What Does Water Mean to You? – by Janet Faveri

The Island President

Ethical Bean Coffee is a proud sponsor of the Vancouver Festival of Ocean Films, being presented June 8th and 9th at the Vancity Theater. We are title sponsors of  The Island President showing Sunday, June 9, at 1pm, and if you haven’t heard of this film, take a moment to check out the website for the VFOF and all the movies being presented.

Reading about the VFOF documentaries and films, I started thinking about my own interactions with water. In 2007, I camped my way around Southern Africa. It was a trip that opened my eyes in a hundred clichéd ways and has led me back Mama Africa twice since. Every adventure was incredibly different from the other, but I often tell these 3 stories, one from each trip, and what a coincidence – they happen to revolve around water!


On that first excursion in 2007, I rafted down the Zambezi River with 4 friends. October is low season when it comes to water over Victoria Falls and through the gorge, but Rapid 4, “Morning Glory”, was raging that day and our raft flipped. I’ll spare the scary and spiritual details, but know this–I thought I was a goner. I let my body be whipped and ravaged underwater for what felt like forever, all the while thinking clearly about how amazingly powerful this water was (and then thinking, “these are my last seconds- shouldn’t I be thinking about my family? My boyfriend? Who gets my car?”). This was a far cry from the carefree day before where I had hiked along, and even sat on an edge of, a portion of Victoria Falls (Zambian side) that had dried up. I was never afraid of water, and am fortunate that this experience didn’t shake me, but it really was my first physical experience with the extreme power of water.

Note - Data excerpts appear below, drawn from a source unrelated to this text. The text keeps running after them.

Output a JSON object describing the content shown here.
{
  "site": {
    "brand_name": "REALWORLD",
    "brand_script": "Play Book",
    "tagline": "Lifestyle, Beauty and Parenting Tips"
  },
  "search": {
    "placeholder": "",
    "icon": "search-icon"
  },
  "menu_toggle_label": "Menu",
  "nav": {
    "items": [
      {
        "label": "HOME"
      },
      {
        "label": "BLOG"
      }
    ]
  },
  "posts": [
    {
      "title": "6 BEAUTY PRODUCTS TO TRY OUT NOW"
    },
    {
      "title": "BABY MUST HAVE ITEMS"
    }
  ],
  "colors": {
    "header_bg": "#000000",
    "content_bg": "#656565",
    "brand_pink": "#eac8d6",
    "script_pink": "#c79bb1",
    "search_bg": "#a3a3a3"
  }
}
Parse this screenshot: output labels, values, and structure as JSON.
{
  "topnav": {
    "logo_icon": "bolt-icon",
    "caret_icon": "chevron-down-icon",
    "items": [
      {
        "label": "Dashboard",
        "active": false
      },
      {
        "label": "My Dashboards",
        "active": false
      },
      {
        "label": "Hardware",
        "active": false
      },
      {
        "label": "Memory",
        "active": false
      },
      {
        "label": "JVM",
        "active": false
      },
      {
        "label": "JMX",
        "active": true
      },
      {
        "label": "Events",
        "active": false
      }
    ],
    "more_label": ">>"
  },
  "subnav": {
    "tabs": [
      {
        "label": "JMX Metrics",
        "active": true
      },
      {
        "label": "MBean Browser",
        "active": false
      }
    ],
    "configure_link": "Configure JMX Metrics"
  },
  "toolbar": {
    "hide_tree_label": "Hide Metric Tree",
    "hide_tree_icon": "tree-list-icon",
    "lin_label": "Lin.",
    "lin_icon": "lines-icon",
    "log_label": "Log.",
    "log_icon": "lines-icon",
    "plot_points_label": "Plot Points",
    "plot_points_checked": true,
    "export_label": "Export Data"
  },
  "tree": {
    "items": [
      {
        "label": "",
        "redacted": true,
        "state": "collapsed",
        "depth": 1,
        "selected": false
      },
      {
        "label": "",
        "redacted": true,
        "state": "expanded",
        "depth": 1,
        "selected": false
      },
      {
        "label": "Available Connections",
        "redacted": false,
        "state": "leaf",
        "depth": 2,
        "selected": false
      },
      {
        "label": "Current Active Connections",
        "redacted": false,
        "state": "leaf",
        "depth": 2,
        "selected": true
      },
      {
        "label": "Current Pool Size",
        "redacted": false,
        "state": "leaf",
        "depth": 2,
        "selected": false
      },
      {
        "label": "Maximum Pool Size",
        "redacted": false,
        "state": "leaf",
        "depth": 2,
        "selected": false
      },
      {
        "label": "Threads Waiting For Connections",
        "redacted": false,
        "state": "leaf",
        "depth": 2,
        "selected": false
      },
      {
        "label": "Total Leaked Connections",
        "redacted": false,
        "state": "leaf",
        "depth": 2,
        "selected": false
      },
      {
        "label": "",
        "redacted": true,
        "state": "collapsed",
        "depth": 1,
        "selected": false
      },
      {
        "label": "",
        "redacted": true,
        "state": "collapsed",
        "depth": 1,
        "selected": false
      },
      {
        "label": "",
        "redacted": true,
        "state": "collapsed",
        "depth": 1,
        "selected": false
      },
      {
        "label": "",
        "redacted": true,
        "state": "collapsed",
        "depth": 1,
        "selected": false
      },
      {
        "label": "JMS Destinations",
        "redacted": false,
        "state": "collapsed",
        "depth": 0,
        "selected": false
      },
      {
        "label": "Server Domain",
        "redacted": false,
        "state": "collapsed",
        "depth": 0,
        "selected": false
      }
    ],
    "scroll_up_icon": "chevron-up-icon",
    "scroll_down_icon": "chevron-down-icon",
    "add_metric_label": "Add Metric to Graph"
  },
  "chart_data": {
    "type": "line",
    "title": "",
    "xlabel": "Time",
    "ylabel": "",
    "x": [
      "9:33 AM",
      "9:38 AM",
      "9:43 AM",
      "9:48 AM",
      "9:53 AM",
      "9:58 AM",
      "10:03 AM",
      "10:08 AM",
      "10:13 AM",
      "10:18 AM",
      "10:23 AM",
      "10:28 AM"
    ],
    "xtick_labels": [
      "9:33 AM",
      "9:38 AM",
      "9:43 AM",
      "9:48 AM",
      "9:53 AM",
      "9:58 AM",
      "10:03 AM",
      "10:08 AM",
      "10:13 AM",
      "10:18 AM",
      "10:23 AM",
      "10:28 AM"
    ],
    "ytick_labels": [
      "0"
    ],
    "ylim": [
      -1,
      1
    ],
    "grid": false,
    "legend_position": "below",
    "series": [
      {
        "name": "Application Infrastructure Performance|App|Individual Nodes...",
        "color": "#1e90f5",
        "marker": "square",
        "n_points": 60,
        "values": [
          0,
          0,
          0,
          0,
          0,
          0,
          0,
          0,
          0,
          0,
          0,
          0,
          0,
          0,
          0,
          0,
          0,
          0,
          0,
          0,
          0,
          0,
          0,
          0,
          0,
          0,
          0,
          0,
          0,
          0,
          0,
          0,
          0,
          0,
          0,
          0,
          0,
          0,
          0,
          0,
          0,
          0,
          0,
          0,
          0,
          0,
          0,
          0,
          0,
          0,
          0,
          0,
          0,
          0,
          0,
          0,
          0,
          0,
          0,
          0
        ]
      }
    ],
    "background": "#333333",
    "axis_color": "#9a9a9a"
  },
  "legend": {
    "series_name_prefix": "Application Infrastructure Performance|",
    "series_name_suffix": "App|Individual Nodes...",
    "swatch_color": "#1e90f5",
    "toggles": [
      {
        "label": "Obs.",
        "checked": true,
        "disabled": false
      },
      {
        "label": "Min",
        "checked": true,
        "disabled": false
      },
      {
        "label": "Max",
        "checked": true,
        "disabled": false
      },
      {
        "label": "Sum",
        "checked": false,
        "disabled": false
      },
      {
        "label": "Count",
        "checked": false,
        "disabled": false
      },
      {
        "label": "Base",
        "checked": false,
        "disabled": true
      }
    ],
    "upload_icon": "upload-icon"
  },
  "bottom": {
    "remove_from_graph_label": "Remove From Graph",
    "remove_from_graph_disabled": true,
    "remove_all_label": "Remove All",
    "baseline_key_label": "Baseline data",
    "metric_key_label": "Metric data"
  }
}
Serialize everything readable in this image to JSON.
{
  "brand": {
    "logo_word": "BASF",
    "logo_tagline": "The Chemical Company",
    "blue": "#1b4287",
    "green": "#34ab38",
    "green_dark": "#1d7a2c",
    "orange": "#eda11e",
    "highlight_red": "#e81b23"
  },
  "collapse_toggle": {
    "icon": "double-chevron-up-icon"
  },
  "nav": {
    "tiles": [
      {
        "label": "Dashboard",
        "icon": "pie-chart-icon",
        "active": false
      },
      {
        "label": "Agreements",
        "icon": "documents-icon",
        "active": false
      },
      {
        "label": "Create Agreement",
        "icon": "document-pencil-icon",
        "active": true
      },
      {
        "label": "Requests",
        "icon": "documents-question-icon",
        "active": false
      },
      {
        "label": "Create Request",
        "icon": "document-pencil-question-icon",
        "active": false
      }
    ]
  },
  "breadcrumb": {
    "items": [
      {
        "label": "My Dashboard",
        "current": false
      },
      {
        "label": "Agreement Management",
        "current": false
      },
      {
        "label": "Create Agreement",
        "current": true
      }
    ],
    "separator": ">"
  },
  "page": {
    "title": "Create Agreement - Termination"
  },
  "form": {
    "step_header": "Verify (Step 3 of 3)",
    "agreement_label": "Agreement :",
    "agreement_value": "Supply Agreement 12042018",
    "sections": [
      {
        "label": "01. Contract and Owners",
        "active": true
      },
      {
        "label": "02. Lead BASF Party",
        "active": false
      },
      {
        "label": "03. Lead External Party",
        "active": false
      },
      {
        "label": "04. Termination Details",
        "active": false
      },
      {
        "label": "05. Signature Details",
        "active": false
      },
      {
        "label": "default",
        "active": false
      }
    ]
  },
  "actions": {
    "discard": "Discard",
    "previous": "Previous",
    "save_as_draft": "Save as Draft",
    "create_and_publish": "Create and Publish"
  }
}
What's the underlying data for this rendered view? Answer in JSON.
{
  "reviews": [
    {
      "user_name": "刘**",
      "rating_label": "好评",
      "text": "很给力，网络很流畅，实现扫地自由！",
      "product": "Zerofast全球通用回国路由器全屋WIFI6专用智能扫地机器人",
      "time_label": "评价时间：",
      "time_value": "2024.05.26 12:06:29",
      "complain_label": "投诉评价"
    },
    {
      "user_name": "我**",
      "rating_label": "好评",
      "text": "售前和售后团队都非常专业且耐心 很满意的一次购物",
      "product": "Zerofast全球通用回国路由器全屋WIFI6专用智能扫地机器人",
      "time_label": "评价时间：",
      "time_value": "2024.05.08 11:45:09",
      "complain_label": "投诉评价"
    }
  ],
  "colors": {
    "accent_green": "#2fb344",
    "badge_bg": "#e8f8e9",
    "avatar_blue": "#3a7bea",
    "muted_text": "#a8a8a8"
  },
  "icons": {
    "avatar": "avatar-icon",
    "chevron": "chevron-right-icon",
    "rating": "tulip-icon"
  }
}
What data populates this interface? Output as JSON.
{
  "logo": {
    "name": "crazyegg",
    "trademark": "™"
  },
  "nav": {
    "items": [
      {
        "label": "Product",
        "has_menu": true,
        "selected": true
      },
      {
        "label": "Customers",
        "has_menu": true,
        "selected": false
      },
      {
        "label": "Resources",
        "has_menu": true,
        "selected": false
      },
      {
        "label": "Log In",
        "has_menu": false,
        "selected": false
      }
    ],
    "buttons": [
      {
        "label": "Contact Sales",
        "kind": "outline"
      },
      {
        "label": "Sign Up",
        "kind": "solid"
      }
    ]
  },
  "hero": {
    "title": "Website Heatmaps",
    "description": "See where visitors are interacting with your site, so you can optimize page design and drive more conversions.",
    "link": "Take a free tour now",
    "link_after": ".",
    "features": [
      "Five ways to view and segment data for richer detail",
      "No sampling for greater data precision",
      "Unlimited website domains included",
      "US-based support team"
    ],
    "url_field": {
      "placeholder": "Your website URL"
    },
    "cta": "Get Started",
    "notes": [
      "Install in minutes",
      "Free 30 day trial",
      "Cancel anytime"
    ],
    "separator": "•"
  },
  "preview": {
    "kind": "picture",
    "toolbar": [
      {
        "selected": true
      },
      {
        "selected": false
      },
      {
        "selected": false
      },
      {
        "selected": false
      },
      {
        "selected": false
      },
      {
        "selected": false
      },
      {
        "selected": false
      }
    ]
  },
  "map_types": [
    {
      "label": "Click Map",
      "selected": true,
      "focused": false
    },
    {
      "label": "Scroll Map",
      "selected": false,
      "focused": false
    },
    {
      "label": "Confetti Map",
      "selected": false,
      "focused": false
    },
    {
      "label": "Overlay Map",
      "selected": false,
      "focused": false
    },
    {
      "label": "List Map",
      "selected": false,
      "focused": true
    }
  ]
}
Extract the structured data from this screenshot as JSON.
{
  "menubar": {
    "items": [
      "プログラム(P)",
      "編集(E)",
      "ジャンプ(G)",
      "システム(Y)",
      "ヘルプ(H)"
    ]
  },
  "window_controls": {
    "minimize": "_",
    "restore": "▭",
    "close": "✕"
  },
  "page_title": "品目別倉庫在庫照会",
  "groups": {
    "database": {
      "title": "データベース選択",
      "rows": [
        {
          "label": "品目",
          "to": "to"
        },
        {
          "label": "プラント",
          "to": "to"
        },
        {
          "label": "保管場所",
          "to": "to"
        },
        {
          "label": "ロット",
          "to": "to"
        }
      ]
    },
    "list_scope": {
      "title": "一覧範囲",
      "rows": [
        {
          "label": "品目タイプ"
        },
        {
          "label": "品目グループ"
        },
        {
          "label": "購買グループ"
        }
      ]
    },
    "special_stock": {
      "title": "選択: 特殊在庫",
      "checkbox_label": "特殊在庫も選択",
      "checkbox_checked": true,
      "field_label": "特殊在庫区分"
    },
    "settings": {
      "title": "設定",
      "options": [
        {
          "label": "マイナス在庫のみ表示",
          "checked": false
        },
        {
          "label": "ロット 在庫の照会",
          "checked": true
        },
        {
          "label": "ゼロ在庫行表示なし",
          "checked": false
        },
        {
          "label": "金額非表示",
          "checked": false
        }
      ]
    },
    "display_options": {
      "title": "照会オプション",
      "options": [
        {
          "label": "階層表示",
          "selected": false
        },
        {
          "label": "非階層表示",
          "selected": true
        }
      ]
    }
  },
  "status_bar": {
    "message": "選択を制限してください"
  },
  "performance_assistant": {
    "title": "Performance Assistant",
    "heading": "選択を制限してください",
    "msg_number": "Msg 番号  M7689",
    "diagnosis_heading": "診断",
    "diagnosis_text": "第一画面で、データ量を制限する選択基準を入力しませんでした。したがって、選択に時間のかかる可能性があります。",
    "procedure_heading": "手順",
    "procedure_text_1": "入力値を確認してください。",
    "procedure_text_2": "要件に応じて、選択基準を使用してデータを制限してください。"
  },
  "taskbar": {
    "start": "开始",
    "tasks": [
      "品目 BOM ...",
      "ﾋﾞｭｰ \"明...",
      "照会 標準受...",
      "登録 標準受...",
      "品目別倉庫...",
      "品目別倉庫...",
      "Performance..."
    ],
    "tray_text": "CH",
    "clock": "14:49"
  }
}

My next adventure to Africa was the east coast of South Africa in KwaZulu-Natal. St. Lucia is small town in the iSimangaliso Wetlands Park, which is a United Nations World Heritage site. I was a volunteer photographer documenting the eight ecosystems comprising the Park. We also used the photos to educate children in Khula village about the special and protected environment they live in. One day we took all the kids to the beach on the Indian Ocean. Some didn’t know they lived five minutes from the ocean and had never seen it before! I couldn’t get my camera out fast enough to take a picture of those 40 kids running and screaming like crazy across the hot sand. The multi-coloured underwear on their tiny brown bodies aiming for the blue and white water- it was a hilarious and a beautifully coloured moment. Those kids had no fear of the water and we splashed, ran from, and jumped waves for hours. The joy we all shared that afternoon in the water created treasured memories for all.


Then there is the reality of water in Africa–sometimes there isn’t any. In 2011, I volunteered to work at a game reserve tracking wildlife and conserving the land.  It wasn’t hard to do either as the area hadn’t had rain in months. There were no grasses hiding the animals and the earth was bone dry so it was easy to work the land. Did I mention it was hot? The water truck came to camp twice a week, and when we heard it roaring down the road and saw the trailing dust cloud from the middle of the reserve, we ran like cheetahs to the cabins at the bottom of the hill (because there was never enough water pumped in to fill the pipes to the cabins at the top of the hill). I will never forget those 3 precious minutes in the shower.  I will also never forget the walk back to my cabin after that shower when out of nowhere it started to rain. And rain it did for 24 hours straight! This was a great development for the animals whose water sources had been replenished. Also for the plants and trees which needed this rain to spur on their growth and in turn provide food for the animals and insects. More importantly though, the rainfall was a very happy time for the locals who struggle valiantly and with much more calm and grace than we would with their water issues.

Nature. It’s phenomenal.

Living on the ocean creates daily opportunities to be impacted by water–from the weather to recreation. Help support our oceans by supporting the Vancouver Festival of Ocean Films and watch Ethical Bean Coffee’s twitter and Facebook for posts for information on the festival as well as a ticket give-away!

10 Responses to What Does Water Mean to You? – by Janet Faveri

  1. Shirley Gust says:

    Excellent work!!

  2. marie fortier says:

    Every day I lined up 5 glasses of water on the counter of my kitchen… for me to consume during the day… With stories like yours and others… each time I lift a glass and drink from it I can consciously taste and appreciate.
    I have the same awareness when I take a shower.
    It is not a lot but a start…
    Thanks for sharing your experiences and your pictures.

  3. Sue Faveri says:

    So glad you have been able to experience all of that, it makes you a more compassionate person.

  4. kurt gust says:

    i joy to read..we all need to travel more,in order to appreciate what we have and enjoy in our own backyard….

  5. Caitlin Griffin says:

    Entirely inspirational.

  6. Marion Doherty says:

    Great writing Janet. Can almost hear the kids laughing and shouting. Sure makes us not take too much for granted doesn’t it.

  7. Cindy Rodier says:

    Great stories! and I love the picture of the kids running towards the water!

  8. Jud Paynter says:

    Thank you Janet. Did you not have the generosity of spirit to volunteer as you do you would not have had these touching vignettes to share. Keep up the good work.